Proposta com um longo caminho pela frente, pois pretende criar o Estatuto da Diversidade Sexual por iniciativa popular. Antes de tudo, são necessárias mais de um milhão de assinaturas para que seja encaminhado ao Congresso. A proposta criminaliza a homofobia, reconhece o direito à livre orientação sexual e iguala os direitos fundamentais entre heterossexuais e LGBTs. Também estende o direito ao casamento civil, à adoção de filhos, à reprodução assistida por meio do Sistema Único de Saúde, à cirurgia de adequação do aparelho sexual, à identidade de gênero também pelo SUS, e à troca do nome em documentos e registros

Cura Gay
Tratamentos

O projeto de decreto legislativo 234/11, conhecido como projeto de Cura Gay é de autoria do deputado João Campos (PSDB-GO). A proposta suspende a aplicação de dois dispositivos do Conselho Federal de Psicologia (CFP) que proíbe profissionais de usarem a mídia para reforçar preconceitos contra homossexuais ou propor tratamento para curá-los. O projeto de Campos recebeu parecer favorável do colega evangélico Roberto de Lucena (PV-SP), relator da matéria na Comissão de Seguridade Social e Família (CSSF). Agora o projeto tramita na Comissão de Direitos Humanos, liderada por Marco Feliciano

Criminalização 

PLC 122 

O projeto de lei complementar 122/2006 modifica a Lei do Racismo para criminalizar também os atos de homofobia.

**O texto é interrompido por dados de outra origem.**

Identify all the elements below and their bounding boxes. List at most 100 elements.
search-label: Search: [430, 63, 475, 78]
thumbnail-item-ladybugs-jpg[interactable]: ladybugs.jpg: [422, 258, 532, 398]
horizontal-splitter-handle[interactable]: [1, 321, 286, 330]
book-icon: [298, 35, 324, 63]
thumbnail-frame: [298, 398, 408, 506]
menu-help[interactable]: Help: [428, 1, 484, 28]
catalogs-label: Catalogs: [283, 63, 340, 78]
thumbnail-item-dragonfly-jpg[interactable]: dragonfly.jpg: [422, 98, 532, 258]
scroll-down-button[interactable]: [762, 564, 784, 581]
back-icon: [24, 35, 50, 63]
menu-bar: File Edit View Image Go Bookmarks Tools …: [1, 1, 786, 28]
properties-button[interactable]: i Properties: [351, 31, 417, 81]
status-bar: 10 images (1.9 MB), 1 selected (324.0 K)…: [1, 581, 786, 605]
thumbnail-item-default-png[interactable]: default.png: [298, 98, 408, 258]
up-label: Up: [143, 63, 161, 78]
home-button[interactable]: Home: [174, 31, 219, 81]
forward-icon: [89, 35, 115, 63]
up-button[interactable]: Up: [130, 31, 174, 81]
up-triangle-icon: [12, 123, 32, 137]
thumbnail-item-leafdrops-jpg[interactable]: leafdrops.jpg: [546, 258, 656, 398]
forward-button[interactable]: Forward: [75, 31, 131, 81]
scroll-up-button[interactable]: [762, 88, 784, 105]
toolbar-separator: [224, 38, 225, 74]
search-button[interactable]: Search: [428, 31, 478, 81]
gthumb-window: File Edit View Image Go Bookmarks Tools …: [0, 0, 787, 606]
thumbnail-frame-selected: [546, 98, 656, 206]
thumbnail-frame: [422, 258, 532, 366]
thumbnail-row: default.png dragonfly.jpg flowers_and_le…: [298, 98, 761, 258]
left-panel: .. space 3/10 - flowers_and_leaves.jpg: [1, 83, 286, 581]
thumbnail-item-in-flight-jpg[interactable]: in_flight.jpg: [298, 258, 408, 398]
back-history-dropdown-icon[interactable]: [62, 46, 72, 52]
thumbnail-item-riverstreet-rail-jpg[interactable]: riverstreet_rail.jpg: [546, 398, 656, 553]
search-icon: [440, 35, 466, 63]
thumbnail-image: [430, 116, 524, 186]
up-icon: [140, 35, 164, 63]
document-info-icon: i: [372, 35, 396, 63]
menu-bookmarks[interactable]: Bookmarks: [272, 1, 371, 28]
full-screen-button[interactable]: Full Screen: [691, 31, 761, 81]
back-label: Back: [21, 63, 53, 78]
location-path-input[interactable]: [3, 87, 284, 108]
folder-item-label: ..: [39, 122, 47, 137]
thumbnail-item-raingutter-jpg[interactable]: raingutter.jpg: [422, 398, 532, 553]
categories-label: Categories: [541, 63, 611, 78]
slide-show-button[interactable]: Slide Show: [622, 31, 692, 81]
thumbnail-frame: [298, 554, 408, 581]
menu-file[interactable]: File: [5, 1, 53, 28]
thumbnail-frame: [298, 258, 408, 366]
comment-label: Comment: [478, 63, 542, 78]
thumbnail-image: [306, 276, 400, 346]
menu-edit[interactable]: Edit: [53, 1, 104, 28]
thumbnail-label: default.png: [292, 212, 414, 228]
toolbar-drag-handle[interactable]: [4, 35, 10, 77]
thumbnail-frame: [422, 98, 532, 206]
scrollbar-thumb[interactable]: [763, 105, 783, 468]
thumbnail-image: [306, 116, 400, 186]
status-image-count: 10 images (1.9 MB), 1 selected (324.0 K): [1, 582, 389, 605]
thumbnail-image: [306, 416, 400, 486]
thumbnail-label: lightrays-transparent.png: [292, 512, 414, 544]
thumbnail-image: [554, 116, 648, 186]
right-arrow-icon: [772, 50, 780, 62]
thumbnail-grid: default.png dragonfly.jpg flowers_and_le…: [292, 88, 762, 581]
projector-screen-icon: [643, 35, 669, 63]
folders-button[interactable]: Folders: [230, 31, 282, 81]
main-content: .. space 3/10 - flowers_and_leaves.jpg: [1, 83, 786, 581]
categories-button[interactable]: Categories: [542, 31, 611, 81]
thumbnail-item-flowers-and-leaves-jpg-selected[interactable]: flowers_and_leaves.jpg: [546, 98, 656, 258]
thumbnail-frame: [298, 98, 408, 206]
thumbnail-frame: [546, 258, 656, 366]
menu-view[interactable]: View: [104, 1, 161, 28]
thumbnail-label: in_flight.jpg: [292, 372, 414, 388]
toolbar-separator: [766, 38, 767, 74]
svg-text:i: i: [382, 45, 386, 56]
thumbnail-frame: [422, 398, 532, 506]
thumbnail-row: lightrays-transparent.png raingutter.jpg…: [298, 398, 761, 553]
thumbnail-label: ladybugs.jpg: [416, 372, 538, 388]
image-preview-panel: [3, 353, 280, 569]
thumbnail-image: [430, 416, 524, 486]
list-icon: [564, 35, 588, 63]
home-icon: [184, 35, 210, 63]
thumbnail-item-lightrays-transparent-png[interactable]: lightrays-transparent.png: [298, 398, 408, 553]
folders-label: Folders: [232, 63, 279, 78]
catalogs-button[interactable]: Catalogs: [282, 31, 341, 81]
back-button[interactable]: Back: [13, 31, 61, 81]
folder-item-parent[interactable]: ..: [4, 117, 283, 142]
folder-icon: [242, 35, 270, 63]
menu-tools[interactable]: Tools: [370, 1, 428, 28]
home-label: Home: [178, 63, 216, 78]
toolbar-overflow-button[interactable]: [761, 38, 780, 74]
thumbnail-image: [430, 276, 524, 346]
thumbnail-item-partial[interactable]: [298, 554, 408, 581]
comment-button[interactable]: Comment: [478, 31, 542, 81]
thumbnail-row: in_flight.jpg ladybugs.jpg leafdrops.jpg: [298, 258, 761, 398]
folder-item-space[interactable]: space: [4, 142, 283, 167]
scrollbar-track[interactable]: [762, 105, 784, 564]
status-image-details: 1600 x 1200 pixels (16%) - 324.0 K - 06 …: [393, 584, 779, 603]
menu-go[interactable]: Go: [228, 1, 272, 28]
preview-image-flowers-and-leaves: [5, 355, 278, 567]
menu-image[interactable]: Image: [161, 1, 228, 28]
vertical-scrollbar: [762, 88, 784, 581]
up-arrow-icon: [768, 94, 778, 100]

É prevista a reclusão de um a três anos para quem tiver condutas discriminatórias, como recusar o atendimento a gays em bares e restaurantes. O projeto tem forte oposição da bancada evangélica, que teme perder o direito a liberdade de opinião. O projeto está em análise na Comissão de Direitos Humanos do Senado. Se aprovado, deverá ser encaminhado para a Comissão de Constituição e Justiça do Senado.

Pastores criticam projeto

O projeto de lei complementar 122/2006 que criminaliza os atos de homofobia tem acalorado as discussões no Senado. Na visão do movimento LGBT, a falta de leis aumenta os crimes de ódio contra gays e lésbicas. Mas os evangélicos temem censura e querem a inclusão no texto do projeto o direito a liberdade de opinião contrária, sem que isso seja caracterizado como homofobia.

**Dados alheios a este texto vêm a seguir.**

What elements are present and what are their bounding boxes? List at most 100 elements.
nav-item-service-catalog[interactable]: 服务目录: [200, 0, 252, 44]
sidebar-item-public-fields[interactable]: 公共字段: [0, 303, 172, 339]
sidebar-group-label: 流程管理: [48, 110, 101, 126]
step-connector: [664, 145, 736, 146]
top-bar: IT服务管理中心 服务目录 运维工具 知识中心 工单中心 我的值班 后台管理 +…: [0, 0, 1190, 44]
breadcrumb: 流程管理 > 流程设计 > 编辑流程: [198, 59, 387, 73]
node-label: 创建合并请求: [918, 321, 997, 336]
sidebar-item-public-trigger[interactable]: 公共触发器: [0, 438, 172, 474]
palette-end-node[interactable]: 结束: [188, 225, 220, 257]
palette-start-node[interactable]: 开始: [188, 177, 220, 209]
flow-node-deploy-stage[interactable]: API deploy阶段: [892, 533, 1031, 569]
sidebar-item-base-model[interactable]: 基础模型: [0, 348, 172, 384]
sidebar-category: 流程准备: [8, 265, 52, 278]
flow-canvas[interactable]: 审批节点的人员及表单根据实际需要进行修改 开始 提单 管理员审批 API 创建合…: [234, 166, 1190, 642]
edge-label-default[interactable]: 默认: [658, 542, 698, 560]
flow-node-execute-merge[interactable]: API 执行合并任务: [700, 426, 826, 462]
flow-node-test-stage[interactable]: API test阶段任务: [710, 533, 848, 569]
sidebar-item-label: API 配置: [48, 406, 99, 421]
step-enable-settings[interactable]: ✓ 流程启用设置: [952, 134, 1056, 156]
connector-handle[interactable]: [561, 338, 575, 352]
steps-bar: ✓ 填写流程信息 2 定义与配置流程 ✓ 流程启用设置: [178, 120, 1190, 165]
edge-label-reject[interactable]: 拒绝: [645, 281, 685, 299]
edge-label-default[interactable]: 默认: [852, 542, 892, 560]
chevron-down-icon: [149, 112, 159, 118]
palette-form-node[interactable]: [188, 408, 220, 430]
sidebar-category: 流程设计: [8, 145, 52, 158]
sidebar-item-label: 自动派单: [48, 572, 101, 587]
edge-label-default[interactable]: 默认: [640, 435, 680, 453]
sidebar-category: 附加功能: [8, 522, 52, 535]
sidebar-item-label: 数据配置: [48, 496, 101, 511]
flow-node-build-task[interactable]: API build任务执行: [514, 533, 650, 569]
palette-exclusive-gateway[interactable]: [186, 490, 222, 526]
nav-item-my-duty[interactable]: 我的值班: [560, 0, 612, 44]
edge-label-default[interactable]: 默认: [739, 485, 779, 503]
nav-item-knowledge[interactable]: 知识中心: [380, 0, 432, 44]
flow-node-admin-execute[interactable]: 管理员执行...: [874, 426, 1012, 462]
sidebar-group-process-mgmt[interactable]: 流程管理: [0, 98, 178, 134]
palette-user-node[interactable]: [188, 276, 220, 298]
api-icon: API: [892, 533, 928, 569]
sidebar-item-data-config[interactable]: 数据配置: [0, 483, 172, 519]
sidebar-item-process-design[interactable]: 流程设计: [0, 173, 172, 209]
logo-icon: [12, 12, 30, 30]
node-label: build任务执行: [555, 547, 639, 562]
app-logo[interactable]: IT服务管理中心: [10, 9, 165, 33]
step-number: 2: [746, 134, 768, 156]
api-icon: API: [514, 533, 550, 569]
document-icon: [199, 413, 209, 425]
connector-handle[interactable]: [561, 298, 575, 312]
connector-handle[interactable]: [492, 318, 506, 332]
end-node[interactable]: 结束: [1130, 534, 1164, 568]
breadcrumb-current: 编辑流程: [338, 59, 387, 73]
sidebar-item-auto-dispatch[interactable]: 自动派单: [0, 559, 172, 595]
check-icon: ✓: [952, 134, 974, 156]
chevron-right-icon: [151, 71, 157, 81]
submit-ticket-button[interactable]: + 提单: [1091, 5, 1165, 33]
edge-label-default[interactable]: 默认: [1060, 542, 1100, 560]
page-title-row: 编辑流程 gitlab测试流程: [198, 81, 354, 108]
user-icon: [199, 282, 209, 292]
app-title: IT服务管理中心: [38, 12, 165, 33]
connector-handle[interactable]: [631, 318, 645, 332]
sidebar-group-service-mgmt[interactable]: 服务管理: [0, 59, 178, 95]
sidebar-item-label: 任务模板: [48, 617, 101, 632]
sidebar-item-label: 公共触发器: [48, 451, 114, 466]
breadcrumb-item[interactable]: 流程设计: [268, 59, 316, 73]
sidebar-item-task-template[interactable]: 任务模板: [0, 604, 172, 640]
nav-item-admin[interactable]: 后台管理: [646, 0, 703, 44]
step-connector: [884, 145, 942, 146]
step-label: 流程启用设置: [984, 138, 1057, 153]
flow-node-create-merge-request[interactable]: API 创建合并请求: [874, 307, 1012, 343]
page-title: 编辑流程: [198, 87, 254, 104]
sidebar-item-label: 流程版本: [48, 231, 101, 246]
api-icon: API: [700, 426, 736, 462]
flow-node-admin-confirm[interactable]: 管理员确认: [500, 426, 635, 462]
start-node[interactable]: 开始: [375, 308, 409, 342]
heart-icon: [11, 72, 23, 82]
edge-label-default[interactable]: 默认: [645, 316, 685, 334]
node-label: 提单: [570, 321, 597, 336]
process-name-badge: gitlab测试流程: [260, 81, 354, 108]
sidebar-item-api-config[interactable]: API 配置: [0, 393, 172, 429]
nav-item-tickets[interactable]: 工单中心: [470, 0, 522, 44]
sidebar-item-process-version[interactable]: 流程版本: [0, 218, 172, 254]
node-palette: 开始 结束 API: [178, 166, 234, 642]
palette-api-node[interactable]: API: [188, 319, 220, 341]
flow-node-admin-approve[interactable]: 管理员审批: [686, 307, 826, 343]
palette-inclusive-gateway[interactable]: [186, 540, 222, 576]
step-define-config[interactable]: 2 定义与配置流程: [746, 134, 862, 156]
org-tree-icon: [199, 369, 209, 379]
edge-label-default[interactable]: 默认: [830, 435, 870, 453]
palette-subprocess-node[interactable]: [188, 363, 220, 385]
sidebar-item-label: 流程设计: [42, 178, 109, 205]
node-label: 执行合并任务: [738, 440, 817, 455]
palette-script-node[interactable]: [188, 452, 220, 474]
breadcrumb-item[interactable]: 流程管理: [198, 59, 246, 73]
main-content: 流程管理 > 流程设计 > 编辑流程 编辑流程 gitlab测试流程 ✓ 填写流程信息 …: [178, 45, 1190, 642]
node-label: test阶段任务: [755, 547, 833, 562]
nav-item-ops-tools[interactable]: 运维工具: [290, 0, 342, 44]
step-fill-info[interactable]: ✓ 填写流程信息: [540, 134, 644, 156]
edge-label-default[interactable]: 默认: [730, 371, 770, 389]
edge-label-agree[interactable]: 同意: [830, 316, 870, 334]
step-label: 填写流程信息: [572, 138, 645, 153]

“O projeto é inconstitucional e, se aprovado, pode gerar precedentes absurdos. Há causas maiores que devem ser discutidas pelos políticos como a superlotação de hospitais”, opina o pastor Simonton Araújo, da Igreja Missão Praia da Costa.

Outro argumento é que a constituição já garante a defesa de todos os cidadãos, não sendo necessária uma nova lei para assegurar os direitos dos homossexuais. “A Constituição deveria ser colocada em prática. Sou contra privilegiar esse ou aquele grupo. Que as leis sejam, então, para defender os direitos de todas as minorias”, diz o pastor Antônio Carlos Affonso. O projeto tramita na Comissão de Direitos Humanos do Senado. Algumas alterações já foram feitas, mas o senador Paulo Paim promete apresentar um novo texto neste ano, mais amplo, definindo os crimes de ódio e de intolerância.